• Escolas Rurais

    Foi em 1990, no decurso de uma Oficina Pedagógica organizada pelos Pólos de Ação Educativa de Alcácer do Sal e de Grândola (ver REDE DE PÓLOS DE AÇÃO EDUCATIVA DO DISTRITO DE SETÚBAL) que surgiu a ideia do Projeto de Escolas Rurais.

    Concebido em resposta às queixas de alguns professores face ao profundo isolamento e abandono em que se encontravam eles e as suas crianças, imaginou-se um projeto em que crianças de várias aldeias (4 a 6) se concentrariam de 15 em 15 dias, rotativamente, numa delas (a aldeia ou escola hospedeira) para, em conjunto, realizarem atividades de variada natureza – ateliers, pesquisas na comunidade, jogos etc. Os professores aproveitariam a oportunidade para, também em conjunto, avaliarem o encontro anterior e planificarem o seguinte. A circunstância de esses encontros de crianças constituírem uma quebra da rotina escolar levou a que se designasse, o momento em que decorriam, por Dias Diferentes.

    Propunha-se que as questões tratadas pelas crianças nesses dias fossem trabalhadas na sala de aulas assim como se propunha que o programa desses dias fosse debatido com as crianças, investindo-se inclusivamente na preparação de temas para serem apresentados por estas aos colegas.

    O envolvimento das pessoas da comunidade nos Dias Diferentes seria assegurado, quer pela sua participação em algumas ou várias das iniciativas quer pela realização de um piquenique/merenda em que todos participassem.

    A circunstância desta proposta surgir de quem, à época, coordenava o Projeto ECO explica que nela estivessem patentes algumas das linhas de força deste projeto (concretamente a tónica posta na relação escola comunidade).
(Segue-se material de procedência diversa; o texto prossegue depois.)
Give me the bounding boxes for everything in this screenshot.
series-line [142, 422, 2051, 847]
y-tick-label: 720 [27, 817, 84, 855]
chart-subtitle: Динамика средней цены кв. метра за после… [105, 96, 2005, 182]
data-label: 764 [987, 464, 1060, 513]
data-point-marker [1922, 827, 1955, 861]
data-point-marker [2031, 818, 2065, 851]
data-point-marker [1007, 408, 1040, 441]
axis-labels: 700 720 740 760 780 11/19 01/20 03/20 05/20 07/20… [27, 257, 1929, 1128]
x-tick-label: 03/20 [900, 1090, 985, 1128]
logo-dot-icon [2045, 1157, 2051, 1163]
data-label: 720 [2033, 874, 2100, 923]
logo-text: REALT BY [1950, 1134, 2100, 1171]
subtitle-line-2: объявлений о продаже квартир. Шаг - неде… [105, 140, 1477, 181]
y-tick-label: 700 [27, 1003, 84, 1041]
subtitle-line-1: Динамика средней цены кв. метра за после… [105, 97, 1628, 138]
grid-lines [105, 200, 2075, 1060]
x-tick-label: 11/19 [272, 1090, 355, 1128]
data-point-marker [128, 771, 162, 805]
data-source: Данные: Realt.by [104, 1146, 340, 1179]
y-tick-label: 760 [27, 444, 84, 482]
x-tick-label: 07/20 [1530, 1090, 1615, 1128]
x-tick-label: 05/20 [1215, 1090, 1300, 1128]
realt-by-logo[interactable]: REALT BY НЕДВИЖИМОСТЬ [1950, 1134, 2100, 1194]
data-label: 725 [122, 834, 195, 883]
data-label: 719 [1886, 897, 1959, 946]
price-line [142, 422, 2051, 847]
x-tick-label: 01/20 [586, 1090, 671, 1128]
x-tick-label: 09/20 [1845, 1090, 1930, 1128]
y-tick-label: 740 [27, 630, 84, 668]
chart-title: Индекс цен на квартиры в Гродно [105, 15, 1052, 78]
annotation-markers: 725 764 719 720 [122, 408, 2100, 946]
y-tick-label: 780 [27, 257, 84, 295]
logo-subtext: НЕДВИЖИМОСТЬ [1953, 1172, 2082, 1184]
    O primeiro Dia Diferente iria acontecer em Alcácer a 15 de Janeiro de 1991: O ICE ainda não existia e os Pólos de Ação Educativa eram então “enquadrados” pela ESE de Setúbal. O Projeto nasce com o nome de “Projeto de Escolas Isoladas”

  • Escola Comunitária de Carvalhal de Vermilhas

    A Escola Aberta é um espaço comunitário de ação educativa e cultural constituindo-se, por isso como um polo de desenvolvimento local com iniciativas que contribuem para a concretização de diversos objetivos:

    – Apoiar a comunidade prestando um serviço de proximidade na informação e formação;

    – Contribuir para a visibilidade e promoção dos saberes e práticas culturais locais, na medida em que se organiza, potenciando esses saberes e práticas;

    – Organizar iniciativas que se orientam para a qualificaçãoda comunidade (sensibilização para a leitura, recolha e sistematização de saberes e fazeres tradicionais locais);

    – Interagir com a atividade escolar formal, potenciando-se como seu recurso pedagógico e contribuindo assim para a contextualização das práticas pedagógicas.

    A promoção de uma Escola Comunitária, por nós designada, Escola Aberta (EA), partiu da necessidade constatada de criar um espaço que, para além de ocupar as crianças em tempo pós letivo, viesse a constituir-se como um espaço aberto à participação da comunidade, de apoio logístico às necessidades das pessoas, passível de contribuir para a quebra de isolamento e conformismo em que estas viviam, num contexto marcado por dificuldades crescentes de acesso a serviços de proximidade (que, na verdade, lhe vêm sendo retirados), por uma quebra de relações de interdependência no seu seio (que o desaparecimento de espaços de convivialidade vem agravar), pela perda da competitividade e dovalor de troca dos vens que produzem e pela desvalorização social das práticas culturais que no passado lhes davam identidade.

    Ainda que o motivo da criação da EA tenha surgido do desejo expresso de criar um espaço de apoio a necessidades imediatas da população – prolongamento de horário de ocupação das crianças que de outro modo permaneceriam na rua; local de convivialidade das pessoas; centro de educação de adultos; etc. – a sua ambição era a de desencadear nela e através dela um foco de desenvolvimento comunitário.